Regenerative Multispecies Economics
Economic systems designed to create value through practices that enhance the wellbeing of all participating species and their shared environments, replacing extractive models with those based on mutual flourishing and ecological health.
Anthropocentrism
A worldview that places humans at the center of ethical consideration and sees the world primarily through a human-centered lens, often leading to the valuation of other species and natural systems only in terms of their utility to humans rather than their intrinsic worth.
Interspecies Ethics
The field of moral philosophy concerned with determining right conduct and just relationships between members of different species, particularly focusing on the responsibilities of humans toward other animals given power imbalances and different capacities.
Multispecies Flourishing
A state where humans and other animals experience wellbeing according to their species-specific needs and capacities, with systems designed to support the thriving of all rather than some at the expense of others.
Animal Sovereignty
The recognition and respect for animals’ ability to determine their own lives and social organizations with minimal human interference, particularly relevant for wild animals and their communities.
Cognitive Justice
The recognition of diverse ways of knowing, perceiving, and experiencing the world across species lines, valuing different forms of intelligence and consciousness without imposing human cognitive standards as the only legitimate forms.

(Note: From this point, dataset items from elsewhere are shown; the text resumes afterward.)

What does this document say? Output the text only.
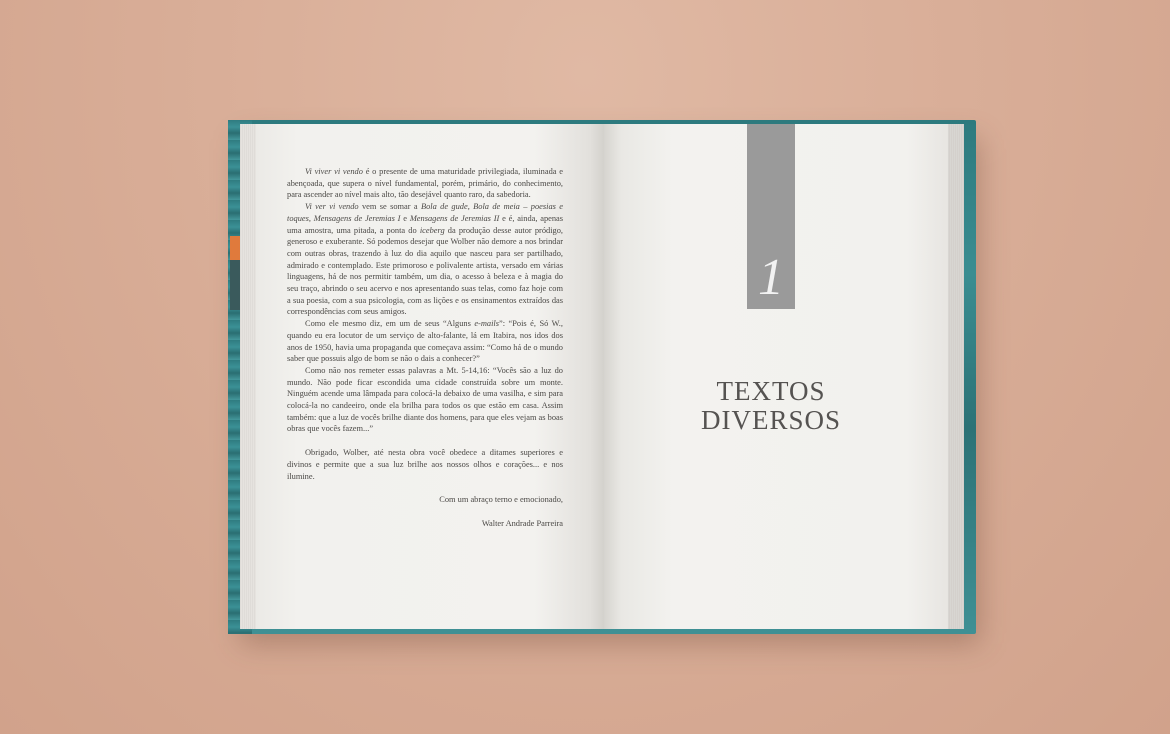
Vi viver vi vendo é o presente de uma maturidade privilegiada, iluminada e abençoada, que supera o nível fundamental, porém, primário, do conhecimento, para ascender ao nível mais alto, tão desejável quanto raro, da sabedoria.

Vi ver vi vendo vem se somar a Bola de gude, Bola de meia – poesias e toques, Mensagens de Jeremias I e Mensagens de Jeremias II e é, ainda, apenas uma amostra, uma pitada, a ponta do iceberg da produção desse autor pródigo, generoso e exuberante. Só podemos desejar que Wolber não demore a nos brindar com outras obras, trazendo à luz do dia aquilo que nasceu para ser partilhado, admirado e contemplado. Este primoroso e polivalente artista, versado em várias linguagens, há de nos permitir também, um dia, o acesso à beleza e à magia do seu traço, abrindo o seu acervo e nos apresentando suas telas, como faz hoje com a sua poesia, com a sua psicologia, com as lições e os ensinamentos extraídos das correspondências com seus amigos.

Como ele mesmo diz, em um de seus “Alguns e-mails”: “Pois é, Só W., quando eu era locutor de um serviço de alto-falante, lá em Itabira, nos idos dos anos de 1950, havia uma propaganda que começava assim: “Como há de o mundo saber que possuis algo de bom se não o dais a conhecer?”

Como não nos remeter essas palavras a Mt. 5-14,16: “Vocês são a luz do mundo. Não pode ficar escondida uma cidade construída sobre um monte. Ninguém acende uma lâmpada para colocá-la debaixo de uma vasilha, e sim para colocá-la no candeeiro, onde ela brilha para todos os que estão em casa. Assim também: que a luz de vocês brilhe diante dos homens, para que eles vejam as boas obras que vocês fazem...”

Obrigado, Wolber, até nesta obra você obedece a ditames superiores e divinos e permite que a sua luz brilhe aos nossos olhos e corações... e nos ilumine.

Com um abraço terno e emocionado,

Walter Andrade Parreira

1
TEXTOS
DIVERSOS
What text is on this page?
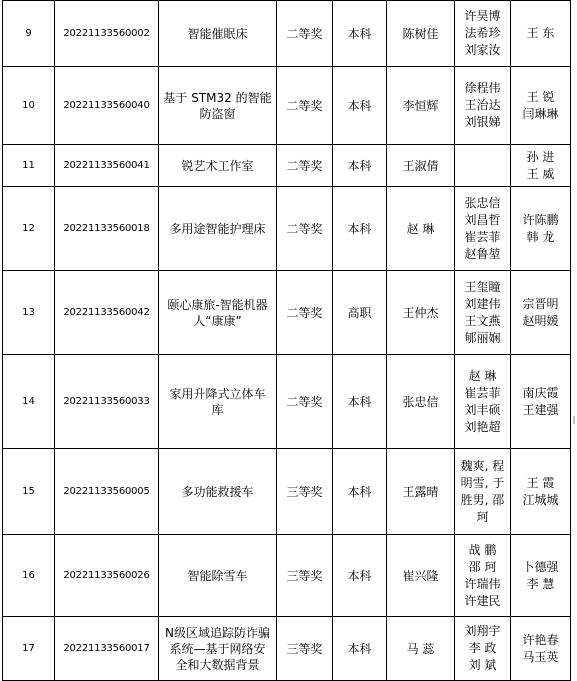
9	20221133560002	智能催眠床	二等奖	本科	陈树佳	许昊博
法希珍
刘家汝	王 东

10	20221133560040	基于 STM32 的智能
防盗窗	二等奖	本科	李恒辉	徐程伟
王治达
刘银娣	王 锐
闫琳琳

11	20221133560041	锐艺术工作室	二等奖	本科	王淑倩		孙 进
王 威

12	20221133560018	多用途智能护理床	二等奖	本科	赵 琳	张忠信
刘昌哲
崔芸菲
赵鲁堃	许陈鹏
韩 龙

13	20221133560042	颐心康旅-智能机器
人“康康”	二等奖	高职	王仲杰	王玺瞳
刘建伟
王文燕
郇丽娴	宗晋明
赵明媛

14	20221133560033	家用升降式立体车
库	二等奖	本科	张忠信	赵 琳
崔芸菲
刘丰硕
刘艳超	南庆霞
王建强

15	20221133560005	多功能救援车	三等奖	本科	王露晴	魏爽, 程
明雪, 于
胜男, 邵
珂	王 霞
江城城

16	20221133560026	智能除雪车	三等奖	本科	崔兴隆	战 鹏
邵 珂
许瑞伟
许建民	卜德强
李 慧

17	20221133560017	N级区域追踪防诈骗
系统—基于网络安
全和大数据背景	三等奖	本科	马 蕊	刘翔宇
李 政
刘 斌	许艳春
马玉英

Species Appropriate Autonomy
The degree and type of self-determination that is suitable for different species based on their specific needs, capacities, and forms of flourishing, recognizing that autonomy looks different across species but remains valuable for all.
Speciesist Language
Terminology and linguistic patterns that reinforce human supremacy and the objectification of other animals, such as using “it” rather than “he/she,” “owning” rather than “living with” animals, or using terms like “livestock” that frame animals as commodities.